- 10472 Okunma
- 3 Yorum
- 0 Beğeni
PEYGAMBER EFENDİMİZİN EVRENSEL MESAJI
“Üç sabah yıldızıyla müjdelendin cihana
Ak kanatlı bulutla tanıtıldın her cana
Şehitler yarış etti kavuşmak için sana
Vuslat diye içildi ölümler gül kokulum…” S.YAKICI(Almila)
HZ. PEYGAMBERİN TÜM ÇAĞLARA VE MÜSLÜMANLARA VERDİĞİ EVRENSEL MESAJI VE KIYAMETE KADAR YÜKLENMEMİZ GEREKEN MİSYONU;
Veda hutbesinde 124 bin sahabeye hitaben peygamber efendimiz;
-Allah’ın emir ve yasaklarını sizlere tebliğ ettim mi? Diye sordu. O mümtaz insanlar da cevaben;
-Evet, işittik ve itaat ettik ya Rasülallah
Sonra peygamber efendimiz şöyle dedi: Şahit ol Yarab!
Ondan 1400 küsür sene sonra dünyaya gelen ve kendisine ümmet olmayı en büyük şeref ve hayatının en büyük bahtiyarlığı bilen bu zavallı ve günahkâr kulun ve bizlerin şahadeti iki cihanın nuru gül yüzlü sevgili için bir değer ifade ederse, Allah şahit olsun ki risalet görevini hakkıyla yapmıştır. ŞAHİDİZ. ŞAHİDİZ. ŞAHİDİZ.
Bir şeyin gerçeği kaybolunca imajı oluşturulur, oluşturulan imaja ise tasavvur denir. Müslümanların zihninde oluşturulan peygamber tasavvurlarını bir araştırsak birbirine hiç benzemeyen kaç peygamber tasavvuru çıkar kim bilir. Bu açıdan bizim peygamberimiz ne vahyin postacısıdır ne de Kur’anı ara kablosu hüviyetiyle iletip, müminlerin hayatından sessizce çekilip giden bir peygamber değildir. Sünnetleri, ilahi mesajı ve hayat düsturlarıyla yaşayan sürekli hayatımızın içinde ve hayatımıza tamamen müdahil bir peygamberdir. O nebinin evrensel misyonu onun hayatıyla sınırlı değil, kıyamete kadar geçerlidir.
Gerçek şu ki, bir peygamber 2 türlü yaşar: Birincisi fiziki varlığıyla, ikincisi misyonuyla. Ve bir peygamber iki kez öldürülebilir. Birincisi Fiziki varlığını yani bedenini ortadan kaldırarak ikincisi ise misyonunu ortadan kaldırarak.
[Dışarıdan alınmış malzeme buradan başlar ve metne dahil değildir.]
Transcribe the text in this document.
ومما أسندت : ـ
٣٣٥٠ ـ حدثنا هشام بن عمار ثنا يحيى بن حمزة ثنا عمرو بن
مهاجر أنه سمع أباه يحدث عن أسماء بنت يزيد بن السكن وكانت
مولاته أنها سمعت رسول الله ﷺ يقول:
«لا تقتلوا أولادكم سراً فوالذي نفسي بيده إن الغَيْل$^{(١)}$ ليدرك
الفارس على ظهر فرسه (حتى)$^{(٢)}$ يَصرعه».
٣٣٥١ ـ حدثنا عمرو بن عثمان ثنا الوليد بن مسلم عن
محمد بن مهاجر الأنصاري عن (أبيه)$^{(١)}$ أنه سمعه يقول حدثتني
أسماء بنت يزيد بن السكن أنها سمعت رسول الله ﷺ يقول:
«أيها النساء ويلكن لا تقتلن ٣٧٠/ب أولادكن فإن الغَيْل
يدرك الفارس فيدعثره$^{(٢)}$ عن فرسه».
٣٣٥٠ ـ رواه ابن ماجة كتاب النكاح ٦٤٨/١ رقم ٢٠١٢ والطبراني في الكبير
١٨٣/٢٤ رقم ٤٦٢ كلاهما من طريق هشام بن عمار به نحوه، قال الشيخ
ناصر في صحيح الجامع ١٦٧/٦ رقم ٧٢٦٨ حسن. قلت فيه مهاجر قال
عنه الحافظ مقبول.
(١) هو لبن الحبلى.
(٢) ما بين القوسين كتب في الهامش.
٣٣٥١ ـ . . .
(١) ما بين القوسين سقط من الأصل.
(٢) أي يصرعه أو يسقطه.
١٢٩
Peygamber fiziken ölse de misyonuyla yaşıyorsa, misyonu yaşatılıyorsa o, gerçekten yaşıyor demektir. Onu peygamber yapan bedeni değil, misyonudur, ilahi mesajıdır. Eğer ortadan kalkan ve kaldırılan misyonu ise, işte Peygamber asıl o zaman ölmüştür, öldürülmüştür.
Bu mübarek gecede son nebi kalplerimize ve gönüllerimize mesajı ve misyonuyla gerçek anlamıyla tekrar doğsun ve o kutlu misyonun ve ilahi mesajın bu yüzyıldaki sahabeleri olalım inşallah.
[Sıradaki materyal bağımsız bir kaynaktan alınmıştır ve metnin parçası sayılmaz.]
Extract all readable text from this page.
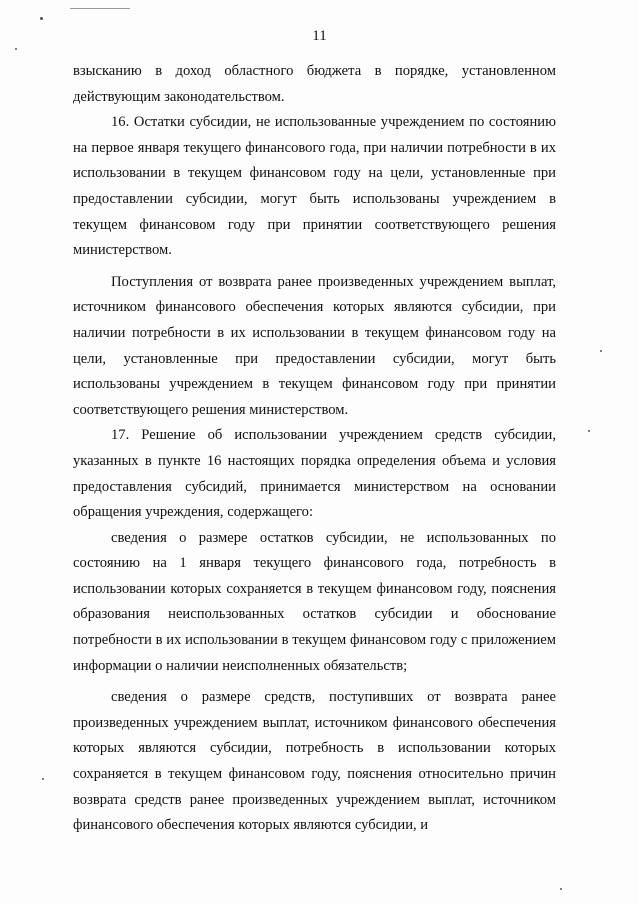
11

взысканию в доход областного бюджета в порядке, установленном действующим законодательством.

16. Остатки субсидии, не использованные учреждением по состоянию на первое января текущего финансового года, при наличии потребности в их использовании в текущем финансовом году на цели, установленные при предоставлении субсидии, могут быть использованы учреждением в текущем финансовом году при принятии соответствующего решения министерством.

Поступления от возврата ранее произведенных учреждением выплат, источником финансового обеспечения которых являются субсидии, при наличии потребности в их использовании в текущем финансовом году на цели, установленные при предоставлении субсидии, могут быть использованы учреждением в текущем финансовом году при принятии соответствующего решения министерством.

17. Решение об использовании учреждением средств субсидии, указанных в пункте 16 настоящих порядка определения объема и условия предоставления субсидий, принимается министерством на основании обращения учреждения, содержащего:

сведения о размере остатков субсидии, не использованных по состоянию на 1 января текущего финансового года, потребность в использовании которых сохраняется в текущем финансовом году, пояснения образования неиспользованных остатков субсидии и обоснование потребности в их использовании в текущем финансовом году с приложением информации о наличии неисполненных обязательств;

сведения о размере средств, поступивших от возврата ранее произведенных учреждением выплат, источником финансового обеспечения которых являются субсидии, потребность в использовании которых сохраняется в текущем финансовом году, пояснения относительно причин возврата средств ранее произведенных учреждением выплат, источником финансового обеспечения которых являются субсидии, и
Biz Yüce Kitabımız Kur’an-ı Kerimi Peygamber efendimizle tanıdık. Peygamber ve onun örnek hayatını, sünnetlerini, ilahi mesajını, evrensel çağrısını göz ardı ederek Kuranı anlamaya çalışmak, anlama sorununa ve anlayış sapmasına yol açar. Kuranı Peygambersiz anlamaya çalışmak nasıl anlam sapmasına yol açarsa, peygamberi de Kur’ansız anlamaya çalışmak aynı sapmaya ve yanlışa götürecektir.
“Eğer Hz. Peygamber kitaba dönüşseydi o Kur’an olurdu. Eğer Kur’an insana dönüşebilseydi Hz. Muhammed olurdu.” Mustafa İSLAMOĞLU
Zira o yaşayan Kuran’dı. Hz. Peygamberin şahsında vahyin bir insanın kişiliğini nasıl inşa ettiğini görüyoruz. Ona ümmet olma iddiasındaki koca bir İslam dünyasında dev bir Müslüman kitlenin mevcut haline bakarsak vahye ve onun inşa ettiği peygambere ne kadar yakın, ne kadar uzak olduğumuzu görürüz.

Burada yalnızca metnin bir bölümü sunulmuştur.